Spanning the development & deployment cycle

To truly deliver on the “security from the ground up” objective, DevOps teams need to blend in a security component that spans the entire software development and deployment lifecycle. That need has resulted in the notion of a DevSecOps paradigm or culture. Here again, though, the concept is easier to grasp than to achieve.

The challenges associated with DevSecOps range from cultural to technical. Developers long disinterested in security issues need to change their mindsets and expand their skillsets. Development and security teams that have largely operated in their own isolated domains need to learn how to tightly collaborate. Developers who already have tools for code production and management now need tools for building secure apps. For their part development team managers need tools to give them visibility into the security of the code each developer is producing.

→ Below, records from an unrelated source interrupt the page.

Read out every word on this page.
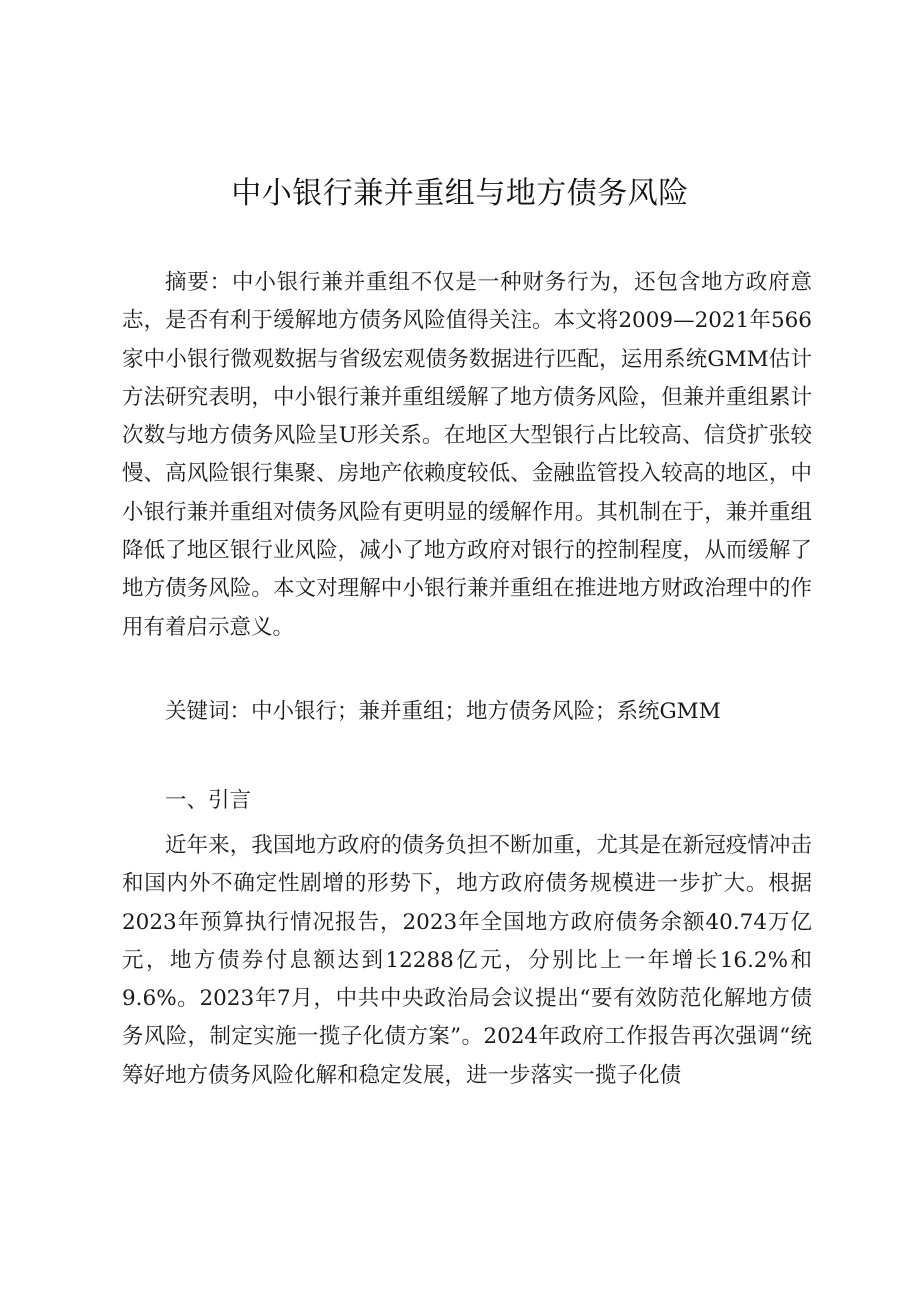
中小银行兼并重组与地方债务风险

摘要：中小银行兼并重组不仅是一种财务行为，还包含地方政府意志，是否有利于缓解地方债务风险值得关注。本文将2009—2021年566家中小银行微观数据与省级宏观债务数据进行匹配，运用系统GMM估计方法研究表明，中小银行兼并重组缓解了地方债务风险，但兼并重组累计次数与地方债务风险呈U形关系。在地区大型银行占比较高、信贷扩张较慢、高风险银行集聚、房地产依赖度较低、金融监管投入较高的地区，中小银行兼并重组对债务风险有更明显的缓解作用。其机制在于，兼并重组降低了地区银行业风险，减小了地方政府对银行的控制程度，从而缓解了地方债务风险。本文对理解中小银行兼并重组在推进地方财政治理中的作用有着启示意义。

关键词：中小银行；兼并重组；地方债务风险；系统GMM

一、引言

近年来，我国地方政府的债务负担不断加重，尤其是在新冠疫情冲击和国内外不确定性剧增的形势下，地方政府债务规模进一步扩大。根据2023年预算执行情况报告，2023年全国地方政府债务余额40.74万亿元，地方债券付息额达到12288亿元，分别比上一年增长16.2%和9.6%。2023年7月，中共中央政治局会议提出“要有效防范化解地方债务风险，制定实施一揽子化债方案”。2024年政府工作报告再次强调“统筹好地方债务风险化解和稳定发展，进一步落实一揽子化债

When it comes to implementing DevSecOps, there is no one-size-fits-all guidebook. Cloud native and more entrepreneurial firms may be able to mesh their developer, operations and security teams more quickly and easily than more mature organizations that must break down existing functional silos. Even though there will be a gradient in how tightly integrated the various teams become in different organizations, however, there is a fundamental need to move security beyond its own isolated domain.

“The goal is to decentralize and democratize security,” explains Hardeep Singh, cloud security architect at Symantec. “Having centralized security and decentralized development and operations is a recipe for disaster.”

Although developers must become more conversant and capable regarding security issues and approaches, the degree of their security expertise will vary considerably. Likewise, security pros typically aren’t going to become coding wizards. That said, each group needs to better understand the other’s worlds, and how the two must intersect.

Often, the security members within DevSecOps environments will set high level priorities and best practices, while the developers will be tasked with implementing them.

“You can’t expect app developers to know the best practices to secure IP data or to identify a SQL injection,” says Raj Patel, Symantec’s VP of Cloud Platform Engineering. “But you can train them on safe development practices and techniques.”

There may be some resistance among developers asked to take more responsibility for building secure code, just as some security experts may balk at bringing developers more fully into the security lifecycle process. Most often, though, these two groups are happy to share the burden of producing secure applications, since doing so not only reduces cyber security risks but also makes their own work lives easier.

DevSecOps can also drive a meeting-in-the-middle truce between the historical – and polar opposite – attitudes of developers and security pros. The bias of developers has been to say “Yes” to user requests, while that of security experts – prioritizing security over functionality and ease-of-use – has been to say “No.”

“In some ways, DevSecOps can be how security teams move to ‘Yes,’ because they’ve helped developers address security needs right from the start,” says Patel.